A primeira produção do estúdio demonstra que,
se houve um maior apuro técnico com sua inserção no cinema brasileiro, houve
igualmente a persistência de “males” ou peculiaridades que já datavam de outros
momentos no que diz respeito a elaboração de personagens e situações, senso de
ritmo e roteiro em geral, assim como interpretação dos atores. E, apesar de
toda a sua pretensão e verve esquemática, que soe talvez ainda menos crível que
o de produções da década anterior como Argila (1940), de Humberto Mauro,
o filme também guarda pequenos achados para quem souber encontrá-los, como a
Felicidade vivida por Maria Joaquina da Rocha, provável moradora local em sua
única participação para o cinema ou a Marina da então estreante Eliane Lage,
figura feminina emblemática e longeva (mais de curta carreira, praticamente
associada ao estudio), que surge como um tipo relativamente avançado, longe de
somente passivo e sensual, a certo momento com os mamilos salientes sobre a
camisa apertada. Lage, mesmo com momentos de atuação inexpressivos e/ou
inadequados, consegue emprestar ainda alguma dignidade a sua personagem que
pode ter se espelhado na Bergman de Stromboli (1949), de
Rossellini. A forma como as situações
dramáticas são desenvolvidas, no entanto, é sofrível, surgindo meio como os
rompantes impulsivos de seus personagens, e o mesmo pode ser dito da aparição praticamente Deus Ex Machina do marinheiro que irá encontrar sua
“marina” em Ilha Verde, nome fictício para Ilha Bela, no litoral paulistano.
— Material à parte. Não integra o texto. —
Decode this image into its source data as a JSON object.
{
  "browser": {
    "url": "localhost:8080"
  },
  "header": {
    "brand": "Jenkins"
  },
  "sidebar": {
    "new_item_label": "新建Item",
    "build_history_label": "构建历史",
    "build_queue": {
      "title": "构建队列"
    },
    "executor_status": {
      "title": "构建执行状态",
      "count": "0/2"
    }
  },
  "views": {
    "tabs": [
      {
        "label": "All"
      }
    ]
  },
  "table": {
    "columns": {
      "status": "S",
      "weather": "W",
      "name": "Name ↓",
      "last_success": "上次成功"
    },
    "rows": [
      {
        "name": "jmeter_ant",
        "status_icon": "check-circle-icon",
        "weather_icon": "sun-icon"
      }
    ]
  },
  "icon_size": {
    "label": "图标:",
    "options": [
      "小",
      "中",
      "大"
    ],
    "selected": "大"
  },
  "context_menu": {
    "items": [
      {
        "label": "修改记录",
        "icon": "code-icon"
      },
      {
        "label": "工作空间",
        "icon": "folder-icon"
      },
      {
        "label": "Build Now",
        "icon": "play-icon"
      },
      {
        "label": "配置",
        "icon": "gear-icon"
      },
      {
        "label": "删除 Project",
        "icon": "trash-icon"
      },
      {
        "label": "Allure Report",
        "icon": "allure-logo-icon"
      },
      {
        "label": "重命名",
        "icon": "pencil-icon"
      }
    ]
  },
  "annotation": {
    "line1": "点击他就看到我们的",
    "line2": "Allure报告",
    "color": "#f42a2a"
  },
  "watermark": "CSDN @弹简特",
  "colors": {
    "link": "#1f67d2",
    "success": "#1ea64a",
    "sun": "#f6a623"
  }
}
Seu modo de vestir (próximo talvez do perfil do moderno galã francês) e jeito
diferenciado da população local acena para um tipo “à altura” do que seria
esperado pela heroína, ainda que o esteio concreto para tanta pose –
aparentemente é um errante e sem emprego, conseguindo um bico na Ilha – soe
quase tão forçoso e pouco verossímil quanto o do operário da cerâmica no filme
de Mauro. Não menos forçosa é a inclusão do “colorido local”, com uma folguedo
popular atravessado momentaneamente por um Manoel que corre atrás de Marina,
sendo que parece mais evidente se perceber o oposto, ou seja, a inclusão do
festejo deliberadamente plantado em meio a narrativa como “pano de fundo
folclórico”. Ao final, tendo perdido anteriormente a filha e agora o neto,
Felicidade surge como uma imagem que resiste a mera função de compensação para
o amor do casal que o filme sugere, pois sua expressão de dor parece
transformar em mera retórica suas palavras de que a morte do garoto não fora em
vão e selara o amor do casal para um final algo ambíguo, menos exatamente feliz
que acenando para essa possibilidade futura. Destaque para a utilização
habitual de coadjuvantes e extras (arregimentados junto à população local) como
“coro” que comenta e observa a ação. Cia. Cinematográfica Vera Cruz. 92 minutos.